Dairy Queen, Inc. v. Wood

PETITIONER: Dairy Queen, Inc.
LOCATION: Southern District Court of New York

DECIDED BY: Warren Court (1962)
LOWER COURT: United States Court of Appeals for the Third Circuit

CITATION: 369 US 469 (1962)
ARGUED: Feb 19, 1962 / Feb 20, 1962
DECIDED: Apr 30, 1962

Facts of the case


Media for Dairy Queen, Inc. v. Wood

Audio Transcription for Oral Argument - February 20, 1962 in Dairy Queen, Inc. v. Wood

Audio Transcription for Oral Argument - February 19, 1962 in Dairy Queen, Inc. v. Wood

Earl Warren:

Number 244, Dairy Queen, Incorporated, Petitioner, versus Honorable Harold K. Wood, et al.

Mr. Egnal.

Michael H. Egnal:

Mr. Chief Justice and may it please the Court.

This case involves the right to a trial by jury in a civil action.

The District Court judge denied the demand for a jury trial and his reasons briefly were that upon a consideration of the issues raised in the complaint and answer, he concluded that the action was purely equitable although he found that this complaint included a demand for the payment of $60,000, allegedly do by reason of the breach of contract of a facts or rather scan.

The petitioner in this case held a franchise for the use of the trademark, Dairy Queen, in the State of Pennsylvania.

And this agreement was made in October of 1949.

The agreement provided that the total consideration for the payment of this franchise was $150,000, which a thousand was paid at the execution of the agreement and the balance was to be paid from the proceeds, 50% of the proceeds of the sale of sub-franchises provided that beginning with October of 1955, there was to be paid not less than $18,625 per annum.

This payment was made regularly until October of 1954, and it was not made at that time.

But the parties in January of 1955 reached a normal agreement that thereafter, the obligation of the petitioner was to merely pay 50% of the sales of sub-franchises and there would no longer be any need to meet this annual minimum payment.

This continued for six years thereafter.

The parties were harmonious until August of 1960 when the plaintiff in the action below, took the position that there was now due and owing the entire balance which was some $60,000 payable under the contract and the contention of the petitioner raised that was a repudiation of the oral agreement which had modified the original written agreement and which had been implemented for some six years.

John M. Harlan II:

You're the respondent or the defendant, original defendant (Voice Overlap)

Michael H. Egnal:

Yes sir.

That is correct sir.

John M. Harlan II:

And your defense was this alleged oral agreement?

Michael H. Egnal:

Yes sir, made in January of 1955, and as I say, implemented for the next six years.

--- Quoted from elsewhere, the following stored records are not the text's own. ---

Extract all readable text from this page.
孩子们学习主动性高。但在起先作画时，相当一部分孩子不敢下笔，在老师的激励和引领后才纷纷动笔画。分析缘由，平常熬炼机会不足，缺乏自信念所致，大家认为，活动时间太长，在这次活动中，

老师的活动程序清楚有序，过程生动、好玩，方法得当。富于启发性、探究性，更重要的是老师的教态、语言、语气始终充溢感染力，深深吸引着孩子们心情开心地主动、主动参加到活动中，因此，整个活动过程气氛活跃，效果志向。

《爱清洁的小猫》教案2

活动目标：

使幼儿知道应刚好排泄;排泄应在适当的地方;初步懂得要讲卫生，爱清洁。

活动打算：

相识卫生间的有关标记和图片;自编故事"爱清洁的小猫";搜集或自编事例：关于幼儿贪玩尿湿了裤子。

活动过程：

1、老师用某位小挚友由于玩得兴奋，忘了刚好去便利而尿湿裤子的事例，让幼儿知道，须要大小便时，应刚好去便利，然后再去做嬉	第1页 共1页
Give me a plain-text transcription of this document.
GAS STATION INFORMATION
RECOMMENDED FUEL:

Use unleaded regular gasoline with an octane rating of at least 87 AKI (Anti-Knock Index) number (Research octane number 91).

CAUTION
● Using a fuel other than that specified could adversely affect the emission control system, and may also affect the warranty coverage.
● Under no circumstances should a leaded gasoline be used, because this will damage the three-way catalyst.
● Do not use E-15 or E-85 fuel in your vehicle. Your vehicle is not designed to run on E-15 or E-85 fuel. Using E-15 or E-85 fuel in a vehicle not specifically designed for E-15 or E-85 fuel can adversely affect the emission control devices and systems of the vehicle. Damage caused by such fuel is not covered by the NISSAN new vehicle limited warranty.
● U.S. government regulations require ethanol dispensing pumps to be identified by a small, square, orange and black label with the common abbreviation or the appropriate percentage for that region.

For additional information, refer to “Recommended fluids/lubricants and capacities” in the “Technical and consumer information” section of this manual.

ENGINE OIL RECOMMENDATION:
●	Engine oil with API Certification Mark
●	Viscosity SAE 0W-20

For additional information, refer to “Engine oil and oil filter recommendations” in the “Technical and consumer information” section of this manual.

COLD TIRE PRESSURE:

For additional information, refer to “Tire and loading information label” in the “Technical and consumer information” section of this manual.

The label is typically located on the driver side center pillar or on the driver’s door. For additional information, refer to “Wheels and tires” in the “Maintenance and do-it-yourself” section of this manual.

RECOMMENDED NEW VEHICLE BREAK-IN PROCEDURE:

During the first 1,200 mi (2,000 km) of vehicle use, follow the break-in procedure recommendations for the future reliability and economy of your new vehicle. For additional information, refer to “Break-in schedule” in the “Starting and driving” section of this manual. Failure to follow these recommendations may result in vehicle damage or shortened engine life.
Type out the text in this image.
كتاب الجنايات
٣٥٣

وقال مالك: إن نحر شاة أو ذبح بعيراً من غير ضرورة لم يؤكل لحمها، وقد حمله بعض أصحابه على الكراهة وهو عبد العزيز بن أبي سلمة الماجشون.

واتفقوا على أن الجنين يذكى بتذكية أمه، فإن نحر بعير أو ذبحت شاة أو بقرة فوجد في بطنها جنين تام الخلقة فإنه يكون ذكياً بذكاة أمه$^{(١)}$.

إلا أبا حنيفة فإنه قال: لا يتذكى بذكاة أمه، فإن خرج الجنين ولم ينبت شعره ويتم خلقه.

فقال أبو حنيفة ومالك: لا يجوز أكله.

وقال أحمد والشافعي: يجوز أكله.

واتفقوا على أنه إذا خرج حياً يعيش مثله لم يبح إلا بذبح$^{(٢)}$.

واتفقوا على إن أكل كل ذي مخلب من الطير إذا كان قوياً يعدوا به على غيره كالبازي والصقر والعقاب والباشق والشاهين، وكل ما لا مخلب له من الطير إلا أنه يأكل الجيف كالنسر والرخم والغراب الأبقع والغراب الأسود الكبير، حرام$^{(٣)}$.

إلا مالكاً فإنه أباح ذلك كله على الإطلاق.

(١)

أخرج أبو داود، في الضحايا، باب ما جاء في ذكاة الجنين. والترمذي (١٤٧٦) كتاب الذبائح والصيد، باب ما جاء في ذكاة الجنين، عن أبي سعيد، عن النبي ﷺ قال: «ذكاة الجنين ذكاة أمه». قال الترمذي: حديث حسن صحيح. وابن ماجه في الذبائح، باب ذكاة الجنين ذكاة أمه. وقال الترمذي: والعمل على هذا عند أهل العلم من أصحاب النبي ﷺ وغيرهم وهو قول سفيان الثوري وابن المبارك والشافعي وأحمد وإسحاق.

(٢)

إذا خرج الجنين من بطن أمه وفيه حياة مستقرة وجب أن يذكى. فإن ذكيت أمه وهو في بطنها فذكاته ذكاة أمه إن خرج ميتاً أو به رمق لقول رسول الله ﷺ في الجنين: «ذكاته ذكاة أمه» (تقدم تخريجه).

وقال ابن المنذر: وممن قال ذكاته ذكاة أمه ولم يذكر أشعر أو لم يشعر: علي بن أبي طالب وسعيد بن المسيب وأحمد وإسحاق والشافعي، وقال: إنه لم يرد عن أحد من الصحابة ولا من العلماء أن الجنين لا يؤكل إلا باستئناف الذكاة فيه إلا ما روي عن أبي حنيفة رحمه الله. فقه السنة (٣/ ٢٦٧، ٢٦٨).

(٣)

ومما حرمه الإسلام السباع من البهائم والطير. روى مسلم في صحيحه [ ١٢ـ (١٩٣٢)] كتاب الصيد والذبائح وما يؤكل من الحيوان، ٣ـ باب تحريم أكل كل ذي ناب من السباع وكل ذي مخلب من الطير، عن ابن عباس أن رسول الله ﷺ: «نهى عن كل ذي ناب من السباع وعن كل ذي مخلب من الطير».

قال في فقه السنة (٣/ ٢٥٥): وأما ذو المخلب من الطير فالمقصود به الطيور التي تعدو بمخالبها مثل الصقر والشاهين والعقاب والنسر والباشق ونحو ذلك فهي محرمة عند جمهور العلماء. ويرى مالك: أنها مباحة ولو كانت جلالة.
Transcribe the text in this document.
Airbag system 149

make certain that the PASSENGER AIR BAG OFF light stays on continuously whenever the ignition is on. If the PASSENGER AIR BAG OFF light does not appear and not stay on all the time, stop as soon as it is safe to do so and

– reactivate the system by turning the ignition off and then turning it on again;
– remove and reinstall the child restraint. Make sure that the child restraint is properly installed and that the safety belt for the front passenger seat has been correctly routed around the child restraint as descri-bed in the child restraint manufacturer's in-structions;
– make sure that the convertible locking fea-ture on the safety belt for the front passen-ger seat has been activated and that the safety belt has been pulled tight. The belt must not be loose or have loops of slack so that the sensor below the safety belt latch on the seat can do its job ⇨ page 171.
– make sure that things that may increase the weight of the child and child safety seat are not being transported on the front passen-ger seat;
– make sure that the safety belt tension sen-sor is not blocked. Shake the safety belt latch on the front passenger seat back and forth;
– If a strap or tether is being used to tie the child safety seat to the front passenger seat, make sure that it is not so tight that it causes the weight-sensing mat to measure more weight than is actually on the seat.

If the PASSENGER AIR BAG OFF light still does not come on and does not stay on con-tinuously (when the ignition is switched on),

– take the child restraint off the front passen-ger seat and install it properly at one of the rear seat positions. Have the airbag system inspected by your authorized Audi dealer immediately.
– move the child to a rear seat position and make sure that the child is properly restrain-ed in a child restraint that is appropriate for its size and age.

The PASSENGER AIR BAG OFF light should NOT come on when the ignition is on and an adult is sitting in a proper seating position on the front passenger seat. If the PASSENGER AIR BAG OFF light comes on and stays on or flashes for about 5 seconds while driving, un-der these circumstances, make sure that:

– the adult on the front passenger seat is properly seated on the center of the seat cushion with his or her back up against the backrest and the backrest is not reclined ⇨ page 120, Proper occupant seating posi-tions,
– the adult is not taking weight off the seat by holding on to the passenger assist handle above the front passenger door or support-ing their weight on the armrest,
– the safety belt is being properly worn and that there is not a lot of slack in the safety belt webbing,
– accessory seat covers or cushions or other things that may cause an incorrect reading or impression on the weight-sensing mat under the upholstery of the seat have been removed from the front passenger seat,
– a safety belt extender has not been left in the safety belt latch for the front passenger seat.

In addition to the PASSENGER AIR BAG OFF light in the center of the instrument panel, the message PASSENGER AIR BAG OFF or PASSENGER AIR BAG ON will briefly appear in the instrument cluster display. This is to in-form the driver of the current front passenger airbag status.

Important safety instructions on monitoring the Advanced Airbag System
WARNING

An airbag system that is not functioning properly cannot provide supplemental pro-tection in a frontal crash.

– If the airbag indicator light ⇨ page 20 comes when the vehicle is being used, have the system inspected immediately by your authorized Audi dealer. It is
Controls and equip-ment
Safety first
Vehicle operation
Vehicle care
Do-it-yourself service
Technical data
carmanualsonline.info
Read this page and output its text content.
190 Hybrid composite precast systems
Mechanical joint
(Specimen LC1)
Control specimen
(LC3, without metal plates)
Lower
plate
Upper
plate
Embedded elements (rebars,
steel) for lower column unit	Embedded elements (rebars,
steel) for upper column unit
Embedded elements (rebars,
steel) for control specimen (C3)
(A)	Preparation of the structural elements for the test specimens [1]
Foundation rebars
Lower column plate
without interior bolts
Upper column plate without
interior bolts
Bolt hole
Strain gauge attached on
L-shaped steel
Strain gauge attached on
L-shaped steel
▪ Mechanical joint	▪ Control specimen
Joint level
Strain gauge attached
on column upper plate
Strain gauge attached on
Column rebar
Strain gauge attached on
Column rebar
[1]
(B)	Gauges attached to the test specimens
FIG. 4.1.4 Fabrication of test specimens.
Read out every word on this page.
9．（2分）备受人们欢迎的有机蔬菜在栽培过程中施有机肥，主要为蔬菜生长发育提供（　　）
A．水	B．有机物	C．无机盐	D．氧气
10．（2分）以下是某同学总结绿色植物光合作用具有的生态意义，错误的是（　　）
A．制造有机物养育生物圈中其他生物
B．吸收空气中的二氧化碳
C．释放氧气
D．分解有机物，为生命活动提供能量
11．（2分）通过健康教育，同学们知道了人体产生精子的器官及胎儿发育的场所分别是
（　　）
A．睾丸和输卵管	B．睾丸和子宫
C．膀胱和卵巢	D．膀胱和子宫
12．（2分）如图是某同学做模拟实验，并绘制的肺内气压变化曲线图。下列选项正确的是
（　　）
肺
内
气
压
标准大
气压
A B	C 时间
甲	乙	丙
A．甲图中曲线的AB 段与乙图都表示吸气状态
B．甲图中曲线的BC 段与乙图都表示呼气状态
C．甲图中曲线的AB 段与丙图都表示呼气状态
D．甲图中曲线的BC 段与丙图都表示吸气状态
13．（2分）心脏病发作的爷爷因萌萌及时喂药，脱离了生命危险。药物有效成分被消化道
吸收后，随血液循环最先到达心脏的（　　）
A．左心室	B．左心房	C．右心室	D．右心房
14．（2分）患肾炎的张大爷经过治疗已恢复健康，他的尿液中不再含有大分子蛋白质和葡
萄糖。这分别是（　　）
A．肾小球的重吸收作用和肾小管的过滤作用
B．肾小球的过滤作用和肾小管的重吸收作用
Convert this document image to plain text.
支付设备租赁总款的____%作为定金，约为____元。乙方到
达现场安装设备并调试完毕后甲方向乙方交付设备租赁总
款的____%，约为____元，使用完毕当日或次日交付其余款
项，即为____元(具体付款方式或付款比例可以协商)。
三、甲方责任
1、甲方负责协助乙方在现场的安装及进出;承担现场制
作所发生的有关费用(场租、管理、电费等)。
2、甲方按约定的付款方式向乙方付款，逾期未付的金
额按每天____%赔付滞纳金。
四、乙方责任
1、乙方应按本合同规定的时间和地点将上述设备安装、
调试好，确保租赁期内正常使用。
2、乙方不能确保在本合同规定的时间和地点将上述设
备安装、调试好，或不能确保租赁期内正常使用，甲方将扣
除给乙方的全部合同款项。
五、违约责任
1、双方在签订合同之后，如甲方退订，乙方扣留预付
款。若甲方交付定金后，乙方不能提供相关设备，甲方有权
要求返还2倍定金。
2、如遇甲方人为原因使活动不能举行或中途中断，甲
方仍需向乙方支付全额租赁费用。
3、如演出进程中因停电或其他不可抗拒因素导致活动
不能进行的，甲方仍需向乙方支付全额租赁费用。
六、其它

Now, when the complaint was filed, it -- or I'm ahead of myself.

In August of 1960, the position of the plaintiff below changed and it then demanded the payment of the balance to one of the contract which was indicated by a letter.

That's Exhibit C attached to the complaint.

And in that letter, it expressly recited that unless you pay the balance due and owing under the contract, we will consider that a material breach and we will cancel the franchise.

That position was not recognized by the petitioner and subsequently a complaint was filed.

In the complaint, it was sort to enjoin on the theory that the -- that the franchise had been cancelled by this x-party declaration of the plaintiff below to cancel the franchise, restrain the petitioner from many further use of the trademark and they will restrain the petitioner from collecting any moneys which it would be an incident of a continued use of the franchise and for a judgment of the amount due and owing under the contract.

Our position briefly is that while there was cloth in this complaint, some equitable attire that basically, before there could be any equitable relief, this plaintiff had to establish that there was a breach of a contract, that there was an amount due under the contract.In other words, he would have to sustain the -- the legal course of action.

And if that could be sustained, he would then become entitled to equitable relief.

John M. Harlan II:

What is the equitable relief or the equitable attire, whatever that phrase that you (Voice Overlap)?

Michael H. Egnal:

Well he -- in his prayers, in his prayers, he uses the conventional prayers that would be found in a complaint equity asking that the Court enjoin this defendant, the petitioner, from any further use of a trade name.

He uses a phrase that the Court should grant an accounting for the amount due and owing under the contract and uses the -- the terminology which is peculiar to equity proceeding.

That is what I mean by the attire.

Now, we take the position that regardless of how much there is in evaluating this complaint, how much there maybe a scribe for the legal course of action, if there is a legal course of action involved in this preceding, a right to a jury trial cannot be denied.